Equity release allows you to gain back the value which you have invested in your property over the years. Like any other investment plan, the equity release plan allows you to sell off as much of your stake in your home as you wish to. In most cases, this plan can be used to facilitate current financial needs as once equity is released, it can either be taken out in a lump sum or in other cases, in tranches.

While equity release appears to be a great option for many, there is the need to understand whether or not this plan is right for you and for your home.

To remain on the balanced side of your financial needs, below are some of the most important considerations to put into perspective when considering equity release.

Is Equity Release Right For Me?

If you have decided on releasing equity from your home, then, you should first consider whether or not the plan will be the right fit for your needs and current financial circumstances. While you will have to seek professional advice from an equity release adviser, there is the need to also lookout for the best advisers as this can significantly affect the overall decision you make. In most cases, the equity release adviser may be able to compile for you an alternative product plan which are well suited to your current situation and needs.
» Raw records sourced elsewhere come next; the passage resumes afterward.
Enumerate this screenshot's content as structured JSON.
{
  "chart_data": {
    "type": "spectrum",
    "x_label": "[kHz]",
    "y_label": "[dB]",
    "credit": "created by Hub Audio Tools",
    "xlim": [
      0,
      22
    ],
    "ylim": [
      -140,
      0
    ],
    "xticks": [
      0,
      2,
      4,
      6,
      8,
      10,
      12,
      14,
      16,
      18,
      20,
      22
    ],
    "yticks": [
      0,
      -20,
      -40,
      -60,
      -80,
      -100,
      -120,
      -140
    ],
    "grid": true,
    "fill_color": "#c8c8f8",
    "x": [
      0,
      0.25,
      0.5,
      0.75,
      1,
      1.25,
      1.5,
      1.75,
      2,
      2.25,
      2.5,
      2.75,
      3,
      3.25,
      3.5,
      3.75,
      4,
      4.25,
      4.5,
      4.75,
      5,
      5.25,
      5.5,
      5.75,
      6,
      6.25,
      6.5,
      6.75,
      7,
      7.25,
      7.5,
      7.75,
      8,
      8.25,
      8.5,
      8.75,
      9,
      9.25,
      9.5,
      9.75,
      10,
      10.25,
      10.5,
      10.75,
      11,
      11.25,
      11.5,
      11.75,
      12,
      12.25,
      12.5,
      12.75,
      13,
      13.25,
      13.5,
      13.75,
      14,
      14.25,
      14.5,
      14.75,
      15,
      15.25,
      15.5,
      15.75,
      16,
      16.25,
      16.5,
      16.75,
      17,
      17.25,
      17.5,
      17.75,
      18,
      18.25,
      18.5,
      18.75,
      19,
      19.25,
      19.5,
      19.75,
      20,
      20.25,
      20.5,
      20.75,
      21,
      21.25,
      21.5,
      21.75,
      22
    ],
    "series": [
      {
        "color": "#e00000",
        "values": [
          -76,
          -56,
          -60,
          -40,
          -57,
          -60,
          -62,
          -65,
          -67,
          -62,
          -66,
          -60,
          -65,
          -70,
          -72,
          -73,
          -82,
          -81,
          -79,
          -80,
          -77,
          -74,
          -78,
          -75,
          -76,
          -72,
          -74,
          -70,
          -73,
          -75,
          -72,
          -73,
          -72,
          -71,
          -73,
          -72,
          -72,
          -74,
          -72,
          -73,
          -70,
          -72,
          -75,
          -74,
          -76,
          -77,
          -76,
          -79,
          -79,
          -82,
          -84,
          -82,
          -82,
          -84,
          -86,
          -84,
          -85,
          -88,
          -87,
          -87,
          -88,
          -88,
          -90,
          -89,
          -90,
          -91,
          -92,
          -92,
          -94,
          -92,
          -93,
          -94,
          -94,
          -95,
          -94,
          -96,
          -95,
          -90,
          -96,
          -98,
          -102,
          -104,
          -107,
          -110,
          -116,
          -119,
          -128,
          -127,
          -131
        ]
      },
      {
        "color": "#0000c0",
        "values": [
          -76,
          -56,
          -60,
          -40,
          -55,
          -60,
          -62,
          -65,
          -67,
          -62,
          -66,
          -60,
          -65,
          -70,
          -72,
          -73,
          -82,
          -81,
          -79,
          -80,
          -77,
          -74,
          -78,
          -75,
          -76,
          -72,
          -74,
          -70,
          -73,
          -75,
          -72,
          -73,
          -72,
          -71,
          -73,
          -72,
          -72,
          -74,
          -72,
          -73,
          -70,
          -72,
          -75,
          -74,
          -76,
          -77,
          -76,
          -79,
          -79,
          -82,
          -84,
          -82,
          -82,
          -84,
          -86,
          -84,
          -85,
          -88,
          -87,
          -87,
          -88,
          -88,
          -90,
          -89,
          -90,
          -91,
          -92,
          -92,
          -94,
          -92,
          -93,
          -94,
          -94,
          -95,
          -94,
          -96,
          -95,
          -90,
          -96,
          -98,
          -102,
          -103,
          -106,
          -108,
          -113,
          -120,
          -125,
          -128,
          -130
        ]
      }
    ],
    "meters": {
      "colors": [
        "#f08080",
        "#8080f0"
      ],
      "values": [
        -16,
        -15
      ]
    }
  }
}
Points To Consider When Planning on Choosing an Equity Release

When choosing equity release, below are some of the key points you need to consider as published on SovereignBoss.co.uk

  • The equity release on your property is repaid once you and your partner have passed away or been moved into an adult care facility for long term care. In this case, the plan provider sells off the property and the money realized is repaid.
  • The equity release plan is a big commitment which is made for life. This means that if you decide to pay the money back early, you may likely be faced with extra charges in the form of early repayment charges which overall will put a dent on your finances and also aggravate the overall amount due to be paid.
  • The decision to release equity from your home can significantly affect both your tax position and any entitlement that you have to state benefits. It is recommended that you first speak to expert advisers who are able to analyze the pros and cons of the decision to be made.
  • Equity release will overall reduce the value of your property as the plan provider will not offer you an exact value of your property during the process.
  • It is a wise decision to consult with major stakeholders such as family members and allow them be involved in the decision making process. Incorporating family members and other key stakeholders can help you gain the clarity needed to make the right decisions. Incorporating them could be in the form of inviting them on meetings with the equity release adviser – this also provides a great opportunity for them to learn more about equity release and how it can affect them, especially in the case of inheritance.
  • It is also recommended that you consider all possible forms of alternatives before deciding to settle for the equity release plan.
  • Speak to the equity release adviser and other financial advisers with regards to the equity release plan and with regards to securing debts against your home.
  • Taking a lifetime mortgage also exposes you to accumulated and compounded interest. This means that the total sum which you owe to the mortgage provider can grow sporadically over time.

Are There Alternatives To Equity Release?

There are several alternatives which you can consider in place of equity release. It is important to know the pros and cons of equity release and alternative plans, as this guarantees that you will make the best decision both for the short and long run.

The following Alternatives May be Better Choices as Compared to Equity Release;

  • Downsizing: Downsizing allows you to give up a bigger property for a smaller one while also giving you a price difference which may be enough to cater to your current financial needs. Additionally, the no monthly mortgage payment also eases your finances.
  • Loans or Traditional Mortgages: If you are sure you’ll be able to make the monthly repayments, it is a wise idea to take out loans from the bank or mortgage lenders to cater to the current and pressing financial needs.
  • Family and Friends: You can also speak to friends and family members regarding your financial situation and take as much help as they are willing to offer. One of the greatest advantages of securing such loans as this is that there are no accumulated interests to deal with.
  • Savings and Investments: Another option would be to liquidate investments or savings account to cater for the financial needs.